Dongfeng Gu

Twitter timeline architecture in 2012

Sunday. February 16, 2020 - 2 mins

This post demonstrates the twitter timeline architecture in 2012 according to the video in here.

What will happen if a user posts a tweet

Tweet goes through the load balancer and reaches the twitter write API
Twitter write API will send the tweet to the following application/service asynchronously
- Ingester Application
  - Parse/tokenize the tweet content, place the content inside one of the Earlybird instances for indexing according to the tokenization result.
- Fanout Application
  - Find all followers of the user and insert the tweet to the Redis instance of those followers.
  - Notice that each user had at least one Redis instance to store their timeline.
  - Each fanout instance will take a portion of followers (ex: 4000) of the user and start inserting. This can parallel the inserting work and reduce latency (Within second).
  - Redis data structure: Tweet ID (8 bytes), User ID (8 bytes), Bits (4 bytes)
- Hosebird / HTTP push
  - event-based “router”: new tweets, social graph updates (follow & unfollow), user profile change, preference change, etc
  - Every time an event comes in, Hosebird will cascade the event to another set of Hosebirds, which connect to more Hosebirds. There are four Hosebird cascading layers before it connects to a real client.
- Mobile push service
- Hadoop
  - Run nightly batch analytic to generate a summarization email for users around the world, give the user recommendation on which topic they might be interested in.

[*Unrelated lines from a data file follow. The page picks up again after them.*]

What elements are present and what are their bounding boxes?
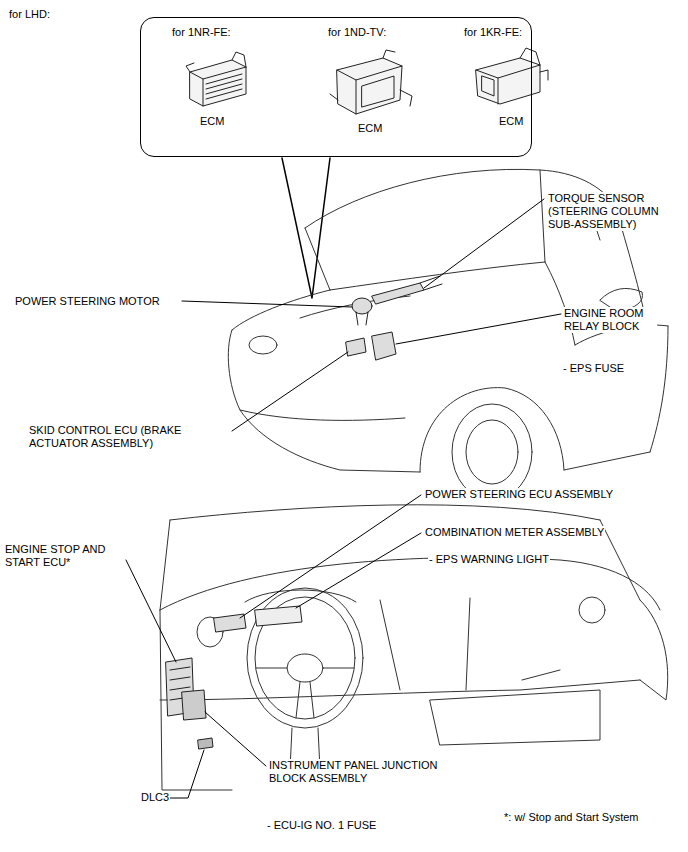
part-label: - ECU-IG NO. 1 FUSE: [266, 819, 377, 832]
callout-pointer: [282, 158, 330, 298]
part-label: DLC3: [140, 791, 170, 804]
part-label: POWER STEERING MOTOR: [14, 295, 161, 308]
part-label: ENGINE STOP AND START ECU*: [4, 543, 124, 569]
part-name: ECM: [357, 122, 383, 135]
interior-components: [166, 606, 302, 749]
part-label: - EPS FUSE: [562, 362, 625, 375]
part-name: ECM: [199, 115, 225, 128]
ecm-icon: [330, 50, 412, 114]
part-label: *: w/ Stop and Start System: [503, 811, 640, 824]
part-label: POWER STEERING ECU ASSEMBLY: [424, 488, 614, 501]
ecm-icon: [186, 52, 246, 106]
part-name: ECM: [498, 115, 524, 128]
part-label: SKID CONTROL ECU (BRAKE ACTUATOR ASSEMBL…: [28, 424, 188, 450]
engine-variant-heading: for 1KR-FE:: [463, 26, 523, 39]
part-label: - EPS WARNING LIGHT: [428, 553, 550, 566]
part-label: INSTRUMENT PANEL JUNCTION BLOCK ASSEMBLY: [268, 759, 470, 785]
part-label: for LHD:: [8, 8, 51, 21]
part-label: ENGINE ROOM RELAY BLOCK: [563, 307, 657, 333]
part-label: TORQUE SENSOR (STEERING COLUMN SUB-ASSEM…: [547, 192, 684, 231]
car-interior: [160, 505, 668, 790]
engine-components: [346, 276, 442, 360]
engine-variant-heading: for 1NR-FE:: [171, 26, 232, 39]
part-label: COMBINATION METER ASSEMBLY: [424, 526, 605, 539]
ecm-icon: [476, 48, 548, 104]
callout-box: for 1NR-FE: ECM for 1ND-TV: ECM for 1KR-FE: E…: [140, 17, 532, 157]
engine-variant-heading: for 1ND-TV:: [327, 26, 387, 39]
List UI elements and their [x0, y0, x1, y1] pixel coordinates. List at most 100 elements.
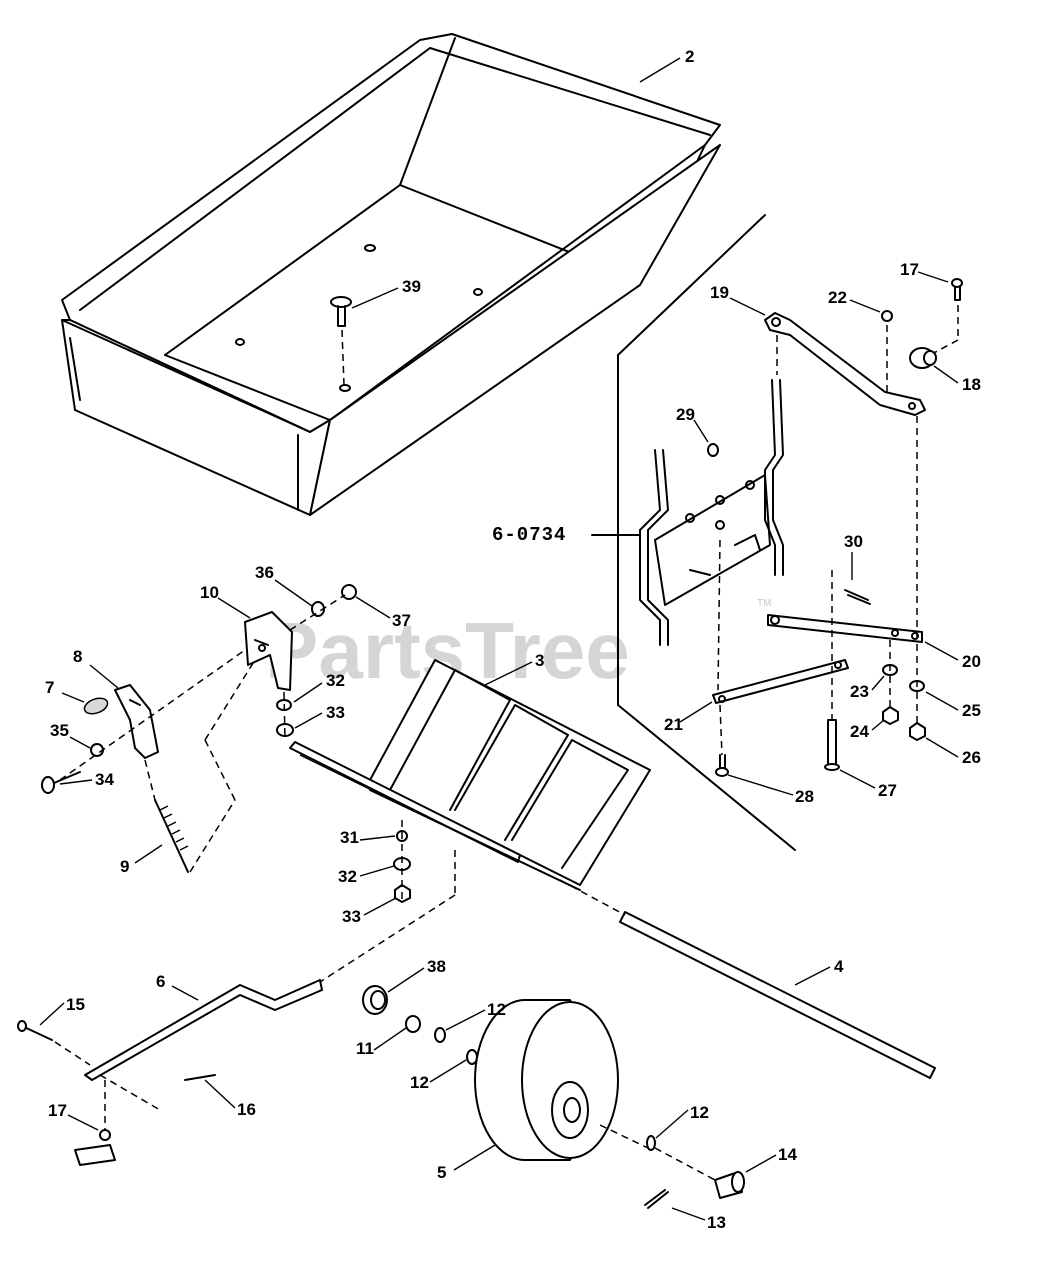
callout-number: 19: [710, 283, 729, 302]
callout-number: 4: [834, 957, 844, 976]
callout-number: 17: [900, 260, 919, 279]
callout-17: 17: [48, 1101, 99, 1131]
callout-leader-line: [363, 897, 397, 916]
callout-leader-line: [359, 835, 396, 841]
callout-number: 5: [437, 1163, 446, 1182]
callout-number: 2: [685, 47, 694, 66]
callout-leader-line: [839, 769, 876, 789]
callout-number: 18: [962, 375, 981, 394]
callout-29: 29: [676, 405, 709, 443]
callout-37: 37: [355, 596, 411, 630]
callout-10: 10: [200, 583, 251, 619]
callout-leader-line: [293, 682, 323, 703]
callout-21: 21: [664, 701, 713, 734]
assembly-6-0734: 6-0734: [492, 379, 784, 646]
callout-number: 22: [828, 288, 847, 307]
callout-11: 11: [356, 1027, 407, 1058]
callout-number: 32: [326, 671, 345, 690]
callout-28: 28: [727, 774, 814, 806]
callout-leader-line: [445, 1009, 486, 1031]
part-5-wheel: [474, 999, 649, 1161]
callout-6: 6: [156, 972, 199, 1001]
callout-13: 13: [671, 1207, 726, 1232]
callout-leader-line: [387, 967, 425, 993]
callout-leader-line: [59, 779, 93, 785]
part-10-bracket: [244, 611, 293, 691]
callout-27: 27: [839, 769, 897, 800]
callout-2: 2: [639, 47, 694, 83]
part-31-32-33-lower: [319, 820, 456, 983]
callout-leader-line: [217, 597, 251, 619]
callout-number: 15: [66, 995, 85, 1014]
callout-17: 17: [900, 260, 949, 283]
callout-20: 20: [924, 641, 981, 671]
part-21-link-bar: [712, 539, 849, 756]
callout-number: 20: [962, 652, 981, 671]
part-3-gate: [289, 659, 651, 891]
callout-leader-line: [693, 419, 709, 443]
part-7-handle-grip: [83, 697, 109, 715]
callout-number: 30: [844, 532, 863, 551]
part-2-hopper: [61, 33, 721, 516]
callout-leader-line: [373, 1027, 407, 1051]
callout-number: 14: [778, 1145, 797, 1164]
callout-number: 35: [50, 721, 69, 740]
part-11-bearing: [405, 1015, 421, 1033]
callout-leader-line: [351, 287, 399, 309]
callout-4: 4: [794, 957, 844, 986]
part-12-washer-a: [434, 1027, 446, 1043]
assembly-label: 6-0734: [492, 524, 566, 546]
callout-leader-line: [429, 1059, 467, 1083]
callout-number: 38: [427, 957, 446, 976]
callout-leader-line: [745, 1154, 777, 1173]
callout-number: 12: [410, 1073, 429, 1092]
part-26-nut: [909, 416, 926, 741]
callout-8: 8: [73, 647, 119, 689]
callout-number: 39: [402, 277, 421, 296]
callout-number: 27: [878, 781, 897, 800]
callout-leader-line: [171, 985, 199, 1001]
callout-leader-line: [871, 719, 885, 731]
callout-number: 36: [255, 563, 274, 582]
callout-leader-line: [355, 596, 391, 619]
callout-number: 10: [200, 583, 219, 602]
callout-leader-line: [294, 712, 323, 729]
callout-18: 18: [933, 365, 981, 394]
callout-leader-line: [794, 966, 831, 986]
callout-12: 12: [410, 1059, 467, 1092]
callout-number: 37: [392, 611, 411, 630]
callout-leader-line: [933, 365, 959, 384]
callout-number: 21: [664, 715, 683, 734]
callout-leader-line: [453, 1144, 496, 1171]
callout-3: 3: [484, 651, 544, 686]
part-20-link-bar: [767, 614, 923, 643]
callout-16: 16: [204, 1079, 256, 1119]
callout-leader-line: [729, 297, 766, 316]
callout-leader-line: [849, 299, 881, 313]
callout-9: 9: [120, 844, 163, 876]
callout-number: 11: [356, 1039, 374, 1058]
part-38-bushing: [362, 985, 388, 1015]
callout-number: 28: [795, 787, 814, 806]
part-34-bolt: [41, 649, 246, 794]
callout-number: 7: [45, 678, 54, 697]
callout-24: 24: [850, 719, 885, 741]
callout-34: 34: [59, 770, 114, 789]
part-29-washer: [707, 443, 719, 457]
part-14-hubcap: [654, 1147, 745, 1199]
part-24-nut: [882, 640, 899, 725]
callout-33: 33: [342, 897, 397, 926]
callout-7: 7: [45, 678, 85, 703]
callout-31: 31: [340, 828, 396, 847]
callout-leader-line: [727, 774, 794, 796]
callout-leader-line: [639, 57, 681, 83]
part-8-lever: [114, 684, 159, 759]
callout-39: 39: [351, 277, 421, 309]
callout-number: 8: [73, 647, 82, 666]
callout-26: 26: [925, 737, 981, 767]
callout-12: 12: [655, 1103, 709, 1139]
callout-number: 17: [48, 1101, 67, 1120]
part-32-33-nuts-upper: [276, 691, 294, 741]
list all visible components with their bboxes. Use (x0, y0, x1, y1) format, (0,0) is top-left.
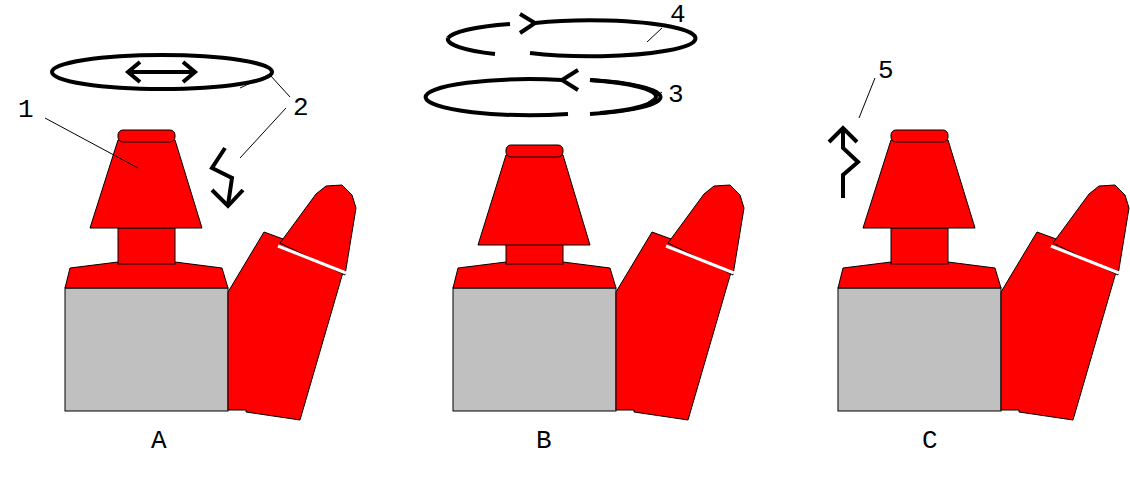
callout-number: 2 (293, 95, 309, 121)
callout-number: 4 (670, 2, 686, 28)
device-a (45, 55, 356, 420)
rotation-arrows (426, 14, 696, 115)
callout-number: 1 (18, 97, 34, 123)
figure-letter: A (151, 428, 167, 454)
figure-letter: B (536, 428, 552, 454)
callout-number: 3 (668, 82, 684, 108)
callout-number: 5 (878, 58, 894, 84)
device-c (829, 78, 1129, 420)
device-b (453, 145, 744, 420)
figure-letter: C (922, 428, 938, 454)
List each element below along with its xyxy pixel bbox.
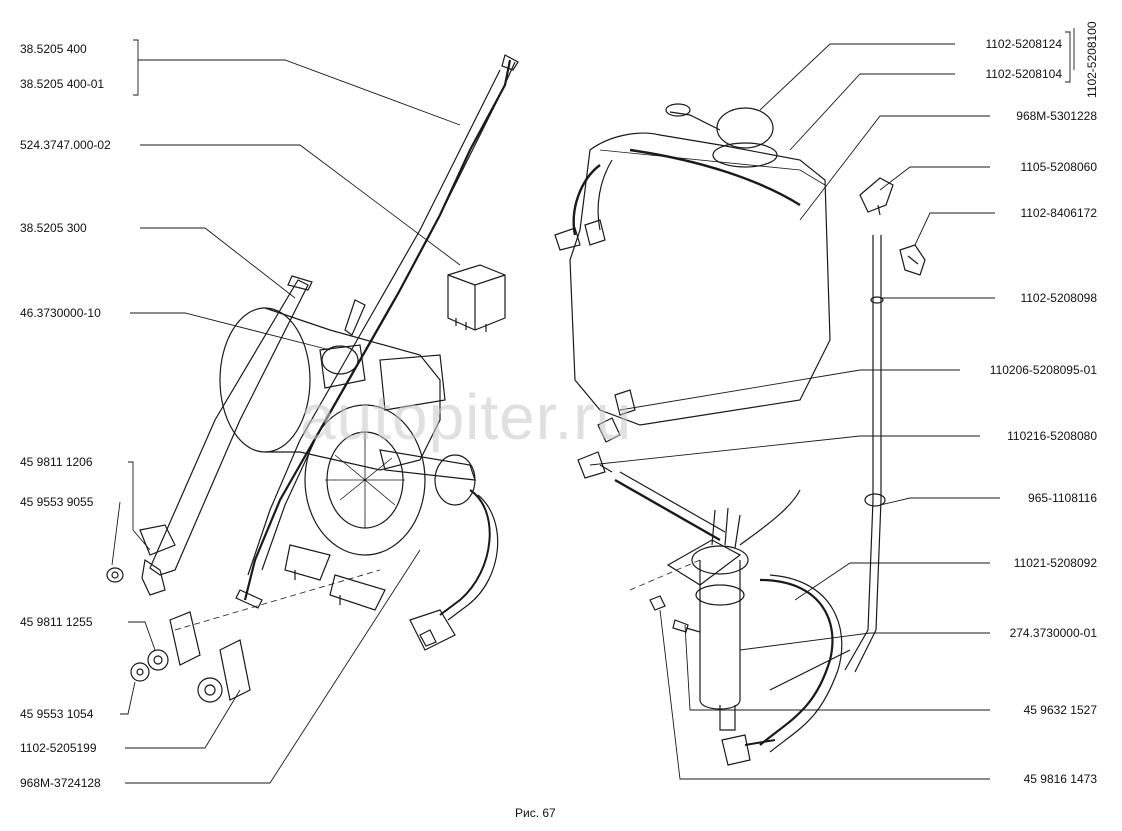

What will happen if a user retrieves his/her timeline

Timeline service will take the user id and figure out which Redis instance has that user’s timeline. Then, it will pull out the timeline for that user, which contains a list of tweet ids and user ids. After that, timeline service will call tweet service, user service, and few other services to compose a fully render JSON. Finally, it returns this JSON to the frontend.

What will happen if a user search in twitter

Blender will generate the query according to search content. Then it will hit every Earlybird instances and check if that instance has anything that matches the query. Finally, Blender will merge the result returned by Earlybird and response.